Not clear why this would be particularly more embarrassing than, say, filing a certificate of conference verifying you tried in good faith to work out a disputed issue with the other side before taking it to the judge.
Do lawyers really have to swear to set aside their personal prejudices, biases, and beliefs? I would think that a lot of criminal defense lawyers have a bias against police, for example, and that bias might even help them defend their clients better.
His observation that software has no "allegiances" other than to it's developers really gets to the heart of the problem of using AI for any serious purpose: it does not have the capacity to be trusted.
Trust is the foundation of civil society. I'm trying to think of any real-world human transaction that doesn't rely on trust, and I'm coming up empty. It may be that AI could never be used for anything other than for our amusement -- or for criminal purposes. I imagine it would be especially good at the latter.
Essentially, trusting the AI is indirectly trusting the developers.

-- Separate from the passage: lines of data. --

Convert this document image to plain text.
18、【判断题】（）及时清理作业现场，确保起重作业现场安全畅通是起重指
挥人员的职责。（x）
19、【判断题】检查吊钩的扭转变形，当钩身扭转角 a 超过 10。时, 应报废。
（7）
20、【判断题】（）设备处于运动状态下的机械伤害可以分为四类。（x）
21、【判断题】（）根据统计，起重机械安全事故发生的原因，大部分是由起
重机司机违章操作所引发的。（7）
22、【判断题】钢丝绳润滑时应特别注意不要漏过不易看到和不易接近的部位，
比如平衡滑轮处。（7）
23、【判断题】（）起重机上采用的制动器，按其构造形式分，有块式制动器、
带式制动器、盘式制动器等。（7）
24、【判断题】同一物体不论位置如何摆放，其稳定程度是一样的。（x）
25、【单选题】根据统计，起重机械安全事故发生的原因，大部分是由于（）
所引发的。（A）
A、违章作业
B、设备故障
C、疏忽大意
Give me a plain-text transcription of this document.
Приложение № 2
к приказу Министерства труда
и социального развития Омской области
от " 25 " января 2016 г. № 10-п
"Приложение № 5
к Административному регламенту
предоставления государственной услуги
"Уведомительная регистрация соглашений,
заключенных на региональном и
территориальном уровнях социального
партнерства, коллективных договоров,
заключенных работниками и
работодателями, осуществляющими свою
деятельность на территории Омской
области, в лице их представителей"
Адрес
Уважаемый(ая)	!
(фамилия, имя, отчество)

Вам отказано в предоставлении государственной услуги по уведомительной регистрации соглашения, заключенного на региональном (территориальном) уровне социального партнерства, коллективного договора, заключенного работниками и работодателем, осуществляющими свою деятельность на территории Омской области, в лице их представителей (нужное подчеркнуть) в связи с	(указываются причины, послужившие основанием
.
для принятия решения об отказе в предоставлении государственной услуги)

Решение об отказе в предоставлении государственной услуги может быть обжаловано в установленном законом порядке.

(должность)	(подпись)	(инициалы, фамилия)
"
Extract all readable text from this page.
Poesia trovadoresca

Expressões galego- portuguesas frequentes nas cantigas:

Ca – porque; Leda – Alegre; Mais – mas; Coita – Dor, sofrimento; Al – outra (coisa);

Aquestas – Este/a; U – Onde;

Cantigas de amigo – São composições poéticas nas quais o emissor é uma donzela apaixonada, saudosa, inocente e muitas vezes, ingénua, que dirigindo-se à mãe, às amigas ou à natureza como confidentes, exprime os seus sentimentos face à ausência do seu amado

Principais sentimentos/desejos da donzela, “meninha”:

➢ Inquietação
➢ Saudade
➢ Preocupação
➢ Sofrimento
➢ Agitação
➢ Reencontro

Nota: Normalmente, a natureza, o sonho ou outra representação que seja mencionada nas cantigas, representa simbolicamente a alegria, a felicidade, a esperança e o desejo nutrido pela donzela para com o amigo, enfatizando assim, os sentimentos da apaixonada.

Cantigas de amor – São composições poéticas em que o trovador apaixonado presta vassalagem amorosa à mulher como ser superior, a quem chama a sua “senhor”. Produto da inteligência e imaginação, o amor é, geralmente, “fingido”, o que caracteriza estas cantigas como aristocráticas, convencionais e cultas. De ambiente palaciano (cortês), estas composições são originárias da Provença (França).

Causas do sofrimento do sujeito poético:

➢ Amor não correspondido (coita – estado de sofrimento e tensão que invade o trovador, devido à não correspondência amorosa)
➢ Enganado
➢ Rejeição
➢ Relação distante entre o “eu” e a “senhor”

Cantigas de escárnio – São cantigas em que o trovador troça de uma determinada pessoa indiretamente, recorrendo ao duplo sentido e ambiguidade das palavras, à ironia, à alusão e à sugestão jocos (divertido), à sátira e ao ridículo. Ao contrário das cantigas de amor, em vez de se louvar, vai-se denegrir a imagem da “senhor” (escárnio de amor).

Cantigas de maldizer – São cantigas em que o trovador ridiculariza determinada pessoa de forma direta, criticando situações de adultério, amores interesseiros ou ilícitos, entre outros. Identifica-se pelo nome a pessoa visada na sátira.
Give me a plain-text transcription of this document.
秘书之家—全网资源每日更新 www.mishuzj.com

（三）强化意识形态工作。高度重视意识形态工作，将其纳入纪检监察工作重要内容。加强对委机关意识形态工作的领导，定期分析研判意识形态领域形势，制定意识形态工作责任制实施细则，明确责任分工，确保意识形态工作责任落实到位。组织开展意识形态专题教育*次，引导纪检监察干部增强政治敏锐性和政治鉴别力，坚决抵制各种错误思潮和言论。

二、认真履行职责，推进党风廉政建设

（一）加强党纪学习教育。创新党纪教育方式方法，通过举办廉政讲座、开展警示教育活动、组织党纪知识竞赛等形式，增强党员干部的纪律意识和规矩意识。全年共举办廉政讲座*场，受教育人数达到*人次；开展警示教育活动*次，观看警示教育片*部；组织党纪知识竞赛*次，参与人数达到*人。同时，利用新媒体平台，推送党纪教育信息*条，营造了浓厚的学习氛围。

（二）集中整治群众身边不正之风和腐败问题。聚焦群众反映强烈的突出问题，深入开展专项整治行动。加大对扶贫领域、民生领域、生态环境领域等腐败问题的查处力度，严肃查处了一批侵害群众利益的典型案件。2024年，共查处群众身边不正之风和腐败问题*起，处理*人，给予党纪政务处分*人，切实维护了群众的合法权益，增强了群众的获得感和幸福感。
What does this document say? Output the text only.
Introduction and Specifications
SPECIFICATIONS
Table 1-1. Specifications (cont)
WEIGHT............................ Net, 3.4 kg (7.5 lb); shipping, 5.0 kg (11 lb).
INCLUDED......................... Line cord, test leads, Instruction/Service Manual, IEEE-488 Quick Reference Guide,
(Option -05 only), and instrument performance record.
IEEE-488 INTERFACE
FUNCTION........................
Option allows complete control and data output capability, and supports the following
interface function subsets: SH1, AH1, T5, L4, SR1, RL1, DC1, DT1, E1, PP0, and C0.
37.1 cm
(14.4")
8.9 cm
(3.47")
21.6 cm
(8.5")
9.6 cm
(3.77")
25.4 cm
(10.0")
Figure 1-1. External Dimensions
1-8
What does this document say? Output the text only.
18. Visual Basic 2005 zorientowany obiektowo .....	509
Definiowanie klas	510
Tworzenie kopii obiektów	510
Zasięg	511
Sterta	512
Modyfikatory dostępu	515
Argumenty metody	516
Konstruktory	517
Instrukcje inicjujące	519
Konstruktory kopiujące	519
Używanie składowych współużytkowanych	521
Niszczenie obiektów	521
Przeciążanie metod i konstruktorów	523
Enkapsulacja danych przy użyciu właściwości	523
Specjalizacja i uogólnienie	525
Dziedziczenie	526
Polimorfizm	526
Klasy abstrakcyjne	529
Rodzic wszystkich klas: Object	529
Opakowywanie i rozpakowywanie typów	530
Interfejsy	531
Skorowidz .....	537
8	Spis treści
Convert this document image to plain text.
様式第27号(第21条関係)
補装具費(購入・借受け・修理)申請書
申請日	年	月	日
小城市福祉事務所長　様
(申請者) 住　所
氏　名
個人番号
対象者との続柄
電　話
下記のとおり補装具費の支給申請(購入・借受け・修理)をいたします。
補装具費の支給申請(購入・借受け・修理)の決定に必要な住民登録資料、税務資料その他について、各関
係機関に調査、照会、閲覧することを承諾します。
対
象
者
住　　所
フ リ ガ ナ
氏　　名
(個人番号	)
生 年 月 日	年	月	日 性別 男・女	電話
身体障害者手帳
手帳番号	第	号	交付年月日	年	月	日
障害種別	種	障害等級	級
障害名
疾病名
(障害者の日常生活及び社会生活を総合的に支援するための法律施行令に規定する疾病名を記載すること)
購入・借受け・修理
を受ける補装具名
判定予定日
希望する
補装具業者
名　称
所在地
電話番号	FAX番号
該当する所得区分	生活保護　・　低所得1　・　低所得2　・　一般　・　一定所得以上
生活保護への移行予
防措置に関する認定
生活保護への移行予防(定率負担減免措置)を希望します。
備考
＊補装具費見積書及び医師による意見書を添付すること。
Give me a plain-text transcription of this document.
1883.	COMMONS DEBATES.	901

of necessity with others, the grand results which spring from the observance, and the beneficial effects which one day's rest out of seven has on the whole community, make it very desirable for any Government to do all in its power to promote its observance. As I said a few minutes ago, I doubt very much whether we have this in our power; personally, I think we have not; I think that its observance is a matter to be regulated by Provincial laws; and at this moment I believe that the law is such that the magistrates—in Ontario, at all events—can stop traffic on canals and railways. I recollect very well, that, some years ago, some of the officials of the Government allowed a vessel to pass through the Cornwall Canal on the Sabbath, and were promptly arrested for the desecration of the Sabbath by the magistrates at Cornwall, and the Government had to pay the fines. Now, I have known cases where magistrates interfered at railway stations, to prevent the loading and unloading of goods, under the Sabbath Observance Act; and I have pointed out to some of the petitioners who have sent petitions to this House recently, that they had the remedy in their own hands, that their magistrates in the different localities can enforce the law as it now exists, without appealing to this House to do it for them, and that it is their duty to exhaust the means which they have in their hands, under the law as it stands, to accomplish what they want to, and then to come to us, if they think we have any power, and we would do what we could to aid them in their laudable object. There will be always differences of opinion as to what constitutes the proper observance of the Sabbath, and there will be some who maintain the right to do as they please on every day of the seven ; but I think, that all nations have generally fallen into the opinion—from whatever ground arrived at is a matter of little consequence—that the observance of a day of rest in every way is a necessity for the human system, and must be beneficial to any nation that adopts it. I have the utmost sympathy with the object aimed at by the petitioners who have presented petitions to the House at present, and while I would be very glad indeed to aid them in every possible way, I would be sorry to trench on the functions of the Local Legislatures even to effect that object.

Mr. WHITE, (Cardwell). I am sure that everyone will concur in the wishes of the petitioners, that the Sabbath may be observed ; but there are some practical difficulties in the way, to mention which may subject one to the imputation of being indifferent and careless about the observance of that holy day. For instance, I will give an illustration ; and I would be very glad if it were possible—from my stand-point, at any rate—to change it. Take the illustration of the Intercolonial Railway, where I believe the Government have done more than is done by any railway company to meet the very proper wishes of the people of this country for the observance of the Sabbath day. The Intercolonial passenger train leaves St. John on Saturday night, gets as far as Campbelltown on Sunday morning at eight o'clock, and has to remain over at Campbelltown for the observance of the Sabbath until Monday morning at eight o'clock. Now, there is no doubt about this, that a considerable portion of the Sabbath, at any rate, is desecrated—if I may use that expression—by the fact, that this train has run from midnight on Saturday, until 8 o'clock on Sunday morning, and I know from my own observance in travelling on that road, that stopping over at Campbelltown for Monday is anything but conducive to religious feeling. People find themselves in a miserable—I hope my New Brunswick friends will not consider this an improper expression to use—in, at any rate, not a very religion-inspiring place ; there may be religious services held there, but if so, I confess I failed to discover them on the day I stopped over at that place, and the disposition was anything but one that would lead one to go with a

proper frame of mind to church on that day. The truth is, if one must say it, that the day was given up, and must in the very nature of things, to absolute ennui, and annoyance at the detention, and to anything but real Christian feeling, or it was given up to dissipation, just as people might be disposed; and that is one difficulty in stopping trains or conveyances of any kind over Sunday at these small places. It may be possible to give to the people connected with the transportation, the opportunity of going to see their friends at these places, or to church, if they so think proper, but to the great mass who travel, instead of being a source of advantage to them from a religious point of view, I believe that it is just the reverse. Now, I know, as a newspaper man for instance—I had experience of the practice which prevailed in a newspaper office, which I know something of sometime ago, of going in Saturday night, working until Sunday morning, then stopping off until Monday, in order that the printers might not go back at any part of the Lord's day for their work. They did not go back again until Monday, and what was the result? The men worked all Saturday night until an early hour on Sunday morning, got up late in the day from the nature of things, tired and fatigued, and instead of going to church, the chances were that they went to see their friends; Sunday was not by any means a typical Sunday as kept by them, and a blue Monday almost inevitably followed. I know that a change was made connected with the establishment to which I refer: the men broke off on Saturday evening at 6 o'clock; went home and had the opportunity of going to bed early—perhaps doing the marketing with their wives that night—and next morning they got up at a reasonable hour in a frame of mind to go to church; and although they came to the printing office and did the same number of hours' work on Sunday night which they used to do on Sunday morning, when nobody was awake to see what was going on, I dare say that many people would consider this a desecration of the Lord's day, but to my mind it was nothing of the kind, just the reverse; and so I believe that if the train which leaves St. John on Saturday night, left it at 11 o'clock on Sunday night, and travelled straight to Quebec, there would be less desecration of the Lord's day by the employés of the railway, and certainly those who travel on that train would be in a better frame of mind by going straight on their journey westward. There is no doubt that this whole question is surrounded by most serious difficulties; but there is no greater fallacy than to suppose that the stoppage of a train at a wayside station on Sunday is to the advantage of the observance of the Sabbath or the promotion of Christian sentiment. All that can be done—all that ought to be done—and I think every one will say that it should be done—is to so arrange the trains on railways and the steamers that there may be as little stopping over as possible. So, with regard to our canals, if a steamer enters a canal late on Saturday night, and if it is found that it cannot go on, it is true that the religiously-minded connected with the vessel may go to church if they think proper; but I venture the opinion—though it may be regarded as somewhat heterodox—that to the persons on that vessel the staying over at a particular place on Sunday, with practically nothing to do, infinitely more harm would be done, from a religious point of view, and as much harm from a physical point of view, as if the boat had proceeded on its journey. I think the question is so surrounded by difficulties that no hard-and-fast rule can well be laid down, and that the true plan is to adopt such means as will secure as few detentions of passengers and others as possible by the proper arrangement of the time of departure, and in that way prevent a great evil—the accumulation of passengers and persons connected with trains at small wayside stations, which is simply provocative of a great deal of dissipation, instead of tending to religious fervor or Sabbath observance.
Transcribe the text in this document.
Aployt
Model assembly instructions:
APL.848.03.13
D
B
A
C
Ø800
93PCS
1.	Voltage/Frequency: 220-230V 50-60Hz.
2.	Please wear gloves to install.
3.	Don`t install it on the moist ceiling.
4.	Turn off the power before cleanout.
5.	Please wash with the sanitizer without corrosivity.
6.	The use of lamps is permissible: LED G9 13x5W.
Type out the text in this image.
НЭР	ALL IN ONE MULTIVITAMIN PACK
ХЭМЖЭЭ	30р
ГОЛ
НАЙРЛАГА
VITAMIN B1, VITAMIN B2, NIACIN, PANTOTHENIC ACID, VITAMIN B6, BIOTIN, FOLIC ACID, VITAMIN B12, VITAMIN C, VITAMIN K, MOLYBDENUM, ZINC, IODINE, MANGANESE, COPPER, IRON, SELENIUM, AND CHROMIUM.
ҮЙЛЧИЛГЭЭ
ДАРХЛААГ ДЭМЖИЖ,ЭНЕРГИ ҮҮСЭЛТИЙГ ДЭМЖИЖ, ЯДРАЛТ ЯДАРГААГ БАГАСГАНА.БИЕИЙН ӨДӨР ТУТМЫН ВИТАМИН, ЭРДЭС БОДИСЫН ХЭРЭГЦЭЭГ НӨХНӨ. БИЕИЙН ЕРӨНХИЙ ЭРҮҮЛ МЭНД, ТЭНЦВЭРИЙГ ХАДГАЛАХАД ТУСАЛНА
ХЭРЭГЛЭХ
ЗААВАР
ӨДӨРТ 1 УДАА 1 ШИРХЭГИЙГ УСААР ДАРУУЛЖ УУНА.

This would be easier to do in other industries, but so many software based companies have adopted business plans that are tacitly based on betraying their customers, that it’s hard to do here.
And I think that lack of trust is fully justified. You can see already a tendency for these companies to assert a level of control over the behavior of their product that involves claiming a veto power over perfectly legal uses. That’s NOT a good mindset when you’re considering whether a company is to be trusted.
I mean, I could easily see such a model saying, "I'm sorry, Dave. I can't defend that client."
Trust Brett to find the conspiracy lurking beneath!